Series of training workshops are being rolled out by Tano Women Empowerment and Development Association (TWEDA) and Women Integrated Development Association WIDA meant to deepen community level advocacy and push for women and Girls adequate representation in decision-making processes.
Women’s empowerment and promoting women’s rights have emerged as a part of a major global movement and is continuing to break new ground in recent years.
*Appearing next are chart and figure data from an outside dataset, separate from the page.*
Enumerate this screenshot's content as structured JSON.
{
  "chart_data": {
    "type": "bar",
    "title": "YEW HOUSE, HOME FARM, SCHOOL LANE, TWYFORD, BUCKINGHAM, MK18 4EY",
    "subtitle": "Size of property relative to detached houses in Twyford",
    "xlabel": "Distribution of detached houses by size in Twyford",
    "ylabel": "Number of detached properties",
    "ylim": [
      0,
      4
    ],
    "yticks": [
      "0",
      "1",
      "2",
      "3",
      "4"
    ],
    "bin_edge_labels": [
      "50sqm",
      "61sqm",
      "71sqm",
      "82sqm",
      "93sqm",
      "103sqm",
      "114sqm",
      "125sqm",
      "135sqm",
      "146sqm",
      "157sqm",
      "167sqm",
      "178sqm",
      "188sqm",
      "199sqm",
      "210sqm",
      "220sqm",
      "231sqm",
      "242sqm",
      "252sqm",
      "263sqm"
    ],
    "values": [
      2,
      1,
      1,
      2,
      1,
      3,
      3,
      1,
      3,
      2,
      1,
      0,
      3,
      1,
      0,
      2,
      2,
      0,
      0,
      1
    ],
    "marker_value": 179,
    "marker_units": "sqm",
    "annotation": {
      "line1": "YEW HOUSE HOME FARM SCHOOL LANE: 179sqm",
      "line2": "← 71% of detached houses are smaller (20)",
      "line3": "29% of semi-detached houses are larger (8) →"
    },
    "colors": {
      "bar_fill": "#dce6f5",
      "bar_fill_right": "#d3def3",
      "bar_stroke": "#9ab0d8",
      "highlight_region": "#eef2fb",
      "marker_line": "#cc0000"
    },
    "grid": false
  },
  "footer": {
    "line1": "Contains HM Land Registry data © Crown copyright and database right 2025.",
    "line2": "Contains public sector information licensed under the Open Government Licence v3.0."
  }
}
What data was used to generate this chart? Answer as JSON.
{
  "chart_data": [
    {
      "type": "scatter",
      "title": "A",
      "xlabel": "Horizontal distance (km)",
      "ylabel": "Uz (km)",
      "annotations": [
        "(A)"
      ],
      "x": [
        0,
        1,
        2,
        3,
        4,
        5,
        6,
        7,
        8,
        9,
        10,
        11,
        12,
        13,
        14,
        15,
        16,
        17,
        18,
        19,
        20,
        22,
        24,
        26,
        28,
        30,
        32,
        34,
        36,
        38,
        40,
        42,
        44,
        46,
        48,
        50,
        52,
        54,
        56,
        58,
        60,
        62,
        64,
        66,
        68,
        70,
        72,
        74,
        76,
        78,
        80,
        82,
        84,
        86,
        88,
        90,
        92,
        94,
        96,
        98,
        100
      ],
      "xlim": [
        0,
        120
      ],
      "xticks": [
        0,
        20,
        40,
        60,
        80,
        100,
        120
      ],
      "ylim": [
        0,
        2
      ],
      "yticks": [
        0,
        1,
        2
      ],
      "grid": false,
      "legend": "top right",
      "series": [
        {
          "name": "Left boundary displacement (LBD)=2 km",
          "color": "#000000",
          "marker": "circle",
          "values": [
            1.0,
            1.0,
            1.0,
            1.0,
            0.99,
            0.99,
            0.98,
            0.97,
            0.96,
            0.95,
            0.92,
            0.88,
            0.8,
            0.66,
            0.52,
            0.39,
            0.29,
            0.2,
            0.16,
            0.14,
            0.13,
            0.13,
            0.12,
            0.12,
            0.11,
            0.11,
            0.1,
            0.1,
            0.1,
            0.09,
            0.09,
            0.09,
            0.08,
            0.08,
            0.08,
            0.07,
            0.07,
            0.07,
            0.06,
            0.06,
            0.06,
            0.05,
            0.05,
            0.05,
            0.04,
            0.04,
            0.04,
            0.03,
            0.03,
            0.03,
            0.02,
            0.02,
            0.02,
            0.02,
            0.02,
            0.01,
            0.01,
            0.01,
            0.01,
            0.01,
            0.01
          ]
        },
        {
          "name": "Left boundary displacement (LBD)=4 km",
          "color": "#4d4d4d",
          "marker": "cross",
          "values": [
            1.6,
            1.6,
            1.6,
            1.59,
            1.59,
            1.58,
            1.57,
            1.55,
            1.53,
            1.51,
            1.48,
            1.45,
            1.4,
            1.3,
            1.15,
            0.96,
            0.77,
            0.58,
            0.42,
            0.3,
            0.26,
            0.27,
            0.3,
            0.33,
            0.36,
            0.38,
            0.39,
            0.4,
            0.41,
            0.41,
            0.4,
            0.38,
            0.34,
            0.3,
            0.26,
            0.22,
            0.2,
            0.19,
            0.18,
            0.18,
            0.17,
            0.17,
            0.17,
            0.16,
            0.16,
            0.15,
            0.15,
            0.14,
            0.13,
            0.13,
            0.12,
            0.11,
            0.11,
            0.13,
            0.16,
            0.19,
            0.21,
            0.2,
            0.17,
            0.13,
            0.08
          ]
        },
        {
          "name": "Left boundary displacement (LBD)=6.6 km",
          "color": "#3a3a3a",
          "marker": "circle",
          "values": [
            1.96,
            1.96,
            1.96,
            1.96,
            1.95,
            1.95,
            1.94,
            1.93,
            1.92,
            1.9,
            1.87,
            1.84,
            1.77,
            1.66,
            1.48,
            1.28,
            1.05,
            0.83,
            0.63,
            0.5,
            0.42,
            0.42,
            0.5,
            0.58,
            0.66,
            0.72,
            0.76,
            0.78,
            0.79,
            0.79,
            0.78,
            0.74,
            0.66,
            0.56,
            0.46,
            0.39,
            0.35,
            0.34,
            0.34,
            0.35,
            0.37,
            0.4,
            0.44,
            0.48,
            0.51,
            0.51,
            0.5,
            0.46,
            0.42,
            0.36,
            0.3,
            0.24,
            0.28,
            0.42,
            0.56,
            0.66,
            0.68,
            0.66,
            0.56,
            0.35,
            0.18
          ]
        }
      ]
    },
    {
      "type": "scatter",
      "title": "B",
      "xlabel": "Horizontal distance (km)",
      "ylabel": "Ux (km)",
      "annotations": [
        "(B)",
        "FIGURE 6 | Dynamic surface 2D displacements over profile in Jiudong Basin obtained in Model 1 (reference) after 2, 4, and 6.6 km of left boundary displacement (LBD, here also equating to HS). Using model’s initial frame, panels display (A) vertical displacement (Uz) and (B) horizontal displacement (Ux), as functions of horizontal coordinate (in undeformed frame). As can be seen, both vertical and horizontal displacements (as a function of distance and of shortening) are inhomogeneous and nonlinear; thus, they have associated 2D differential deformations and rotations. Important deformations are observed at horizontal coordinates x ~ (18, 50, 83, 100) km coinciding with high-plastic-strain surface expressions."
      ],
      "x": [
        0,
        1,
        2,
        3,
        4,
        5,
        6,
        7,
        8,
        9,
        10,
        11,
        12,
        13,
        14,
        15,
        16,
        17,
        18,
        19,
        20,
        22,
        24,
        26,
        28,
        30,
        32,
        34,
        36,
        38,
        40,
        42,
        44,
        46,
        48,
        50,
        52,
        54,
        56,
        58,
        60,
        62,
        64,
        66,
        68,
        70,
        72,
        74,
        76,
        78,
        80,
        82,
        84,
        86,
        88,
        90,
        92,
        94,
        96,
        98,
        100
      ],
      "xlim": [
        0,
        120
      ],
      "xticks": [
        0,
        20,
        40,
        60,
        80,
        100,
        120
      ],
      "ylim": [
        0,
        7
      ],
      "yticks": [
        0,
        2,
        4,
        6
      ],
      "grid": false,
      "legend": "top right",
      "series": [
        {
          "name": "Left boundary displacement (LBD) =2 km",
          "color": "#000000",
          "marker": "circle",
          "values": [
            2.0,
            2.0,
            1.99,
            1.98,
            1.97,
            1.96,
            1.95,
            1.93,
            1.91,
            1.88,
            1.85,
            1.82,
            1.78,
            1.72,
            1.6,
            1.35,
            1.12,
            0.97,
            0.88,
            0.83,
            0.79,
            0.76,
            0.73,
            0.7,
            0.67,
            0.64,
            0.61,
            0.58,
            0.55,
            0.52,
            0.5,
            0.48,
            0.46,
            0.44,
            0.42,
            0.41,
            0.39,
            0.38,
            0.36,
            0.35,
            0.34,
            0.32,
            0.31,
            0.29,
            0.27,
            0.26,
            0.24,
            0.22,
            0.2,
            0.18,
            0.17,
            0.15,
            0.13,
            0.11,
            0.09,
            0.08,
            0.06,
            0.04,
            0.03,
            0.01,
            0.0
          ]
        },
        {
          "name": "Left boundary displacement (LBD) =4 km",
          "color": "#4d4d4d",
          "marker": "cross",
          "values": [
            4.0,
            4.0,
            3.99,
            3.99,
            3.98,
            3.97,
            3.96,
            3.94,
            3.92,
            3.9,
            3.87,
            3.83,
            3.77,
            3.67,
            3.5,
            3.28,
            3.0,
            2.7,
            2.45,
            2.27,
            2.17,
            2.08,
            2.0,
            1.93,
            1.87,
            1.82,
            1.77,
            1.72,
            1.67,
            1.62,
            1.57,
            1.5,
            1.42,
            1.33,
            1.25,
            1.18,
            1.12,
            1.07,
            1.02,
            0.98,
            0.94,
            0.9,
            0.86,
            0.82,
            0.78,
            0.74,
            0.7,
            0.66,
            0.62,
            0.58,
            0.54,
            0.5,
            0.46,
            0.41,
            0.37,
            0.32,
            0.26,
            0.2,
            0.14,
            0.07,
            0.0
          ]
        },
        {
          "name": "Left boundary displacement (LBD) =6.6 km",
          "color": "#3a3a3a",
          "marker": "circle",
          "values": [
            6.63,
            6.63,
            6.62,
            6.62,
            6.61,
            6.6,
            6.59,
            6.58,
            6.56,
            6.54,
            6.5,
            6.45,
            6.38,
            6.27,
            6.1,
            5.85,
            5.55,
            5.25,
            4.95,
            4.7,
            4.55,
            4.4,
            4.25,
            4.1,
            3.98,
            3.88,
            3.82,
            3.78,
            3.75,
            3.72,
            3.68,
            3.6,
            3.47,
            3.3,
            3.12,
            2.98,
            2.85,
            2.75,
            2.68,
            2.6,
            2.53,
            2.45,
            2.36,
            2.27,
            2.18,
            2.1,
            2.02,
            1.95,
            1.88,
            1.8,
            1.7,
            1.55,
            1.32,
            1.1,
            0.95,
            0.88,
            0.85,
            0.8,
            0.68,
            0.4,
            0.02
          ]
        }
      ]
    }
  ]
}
Days like International Women’s Day are gradually gaining momentum.
Despite a great deal of progress, women and girls continue to face discrimination and relegation in every part of the world, most especially, Africa.
It is for this and other reasons that TWEDA and WIDA, both Women rights advocacy organizationswith financial support from Plan International Ghana felt the need to build the capacities of women and girls to enable them effectively participate in decision making processes.
The workshops which were held in Mining communities including Yamfo, Susanso, Techere, Afrisipa and Adrobaa in the Ahafo Region sought to train and educate women and girls to empower them to get involve in decision making processes at both localand national levels.
The separate trainings, which started on the 15th February and expected to come to an end on the 30th of June is also to ensure that women whose properties, such as lands, farms, buildings and other immovable properties that could be affected by the operations of Newmont Ghana Gold Limited would receive due compensation worth their losses.
Participants in the five mining affected communities within Newmont Ahafo North project areas were enlightened on the necessary legal regulations to enable them negotiate and price their lands and properties that may be affected by the mines. They were also given some confidence- boosting tutorials to enable them to contest localdecision making positions.
In the workshops, participants were taken through how the State has vested the ownership of minerals including gold on the President on behalf of the citizens by citing the 1992 Constitution (Article 257 (6): “vesting of ownership of minerals in the president on behalf of the Republic and in trust for the people of Ghana”. The PNDC law 153 of the 1986 also vests the ownership of minerals in the state to the President. Act 703, 2006, the Minerals and Mining Act also buttresses the people as owners of the minerals but the President holds in trust on behalf of the citizens of Ghana.
It was explained that the above laws give the President the power or right to compulsory acquire lands and properties that minerals are found on.
It furthered that in the case of the Ahafo North, their land is rich in Gold. This means that even if gold is found on people’s properties or lands, the Law gives the government the power to either mine or give the concession for investors to mine. This is known as, ‘the Compulsory Acquisition of Land and property, Article 20 (1a) of the 1992 constitution’. However, clause 2 of the same Article 20 also compel the proponent to effect the prompt payment of fair and adequate compensation to the property owners whose properties would be affected by the operations of the mines.
During the workshop’s open forum, a section of the women raised concerns regarding how women are not properly represented and for that matter, their views and plight are not been heard, let alone tackled to their satisfaction. Others agreed that they have not been actively involved in several decision-making processes they were invited to due to their lack of courage and confidence and lack of respect for women.
Apart from the series of workshops local community information centers within the five communities have also been used to educate the larger populace in the area.
Mr. Richard Adjei-Poku, Executive Director of Livelihood& Environment Ghana – LEG, who was the resource person for the trainings informed participants that government also has the responsibility to supervise the operations of companies and ensure good implementation and compliance of the mining laws and to educate communities or areas that are affected by the activities of these operating companies.
Mr. Adjei-Poku encouraged them to actively participate in all forms of activities that could bring development to their communities and country at large. According to him, women formed an integral part of the world and without them a lot of things cannot be realized.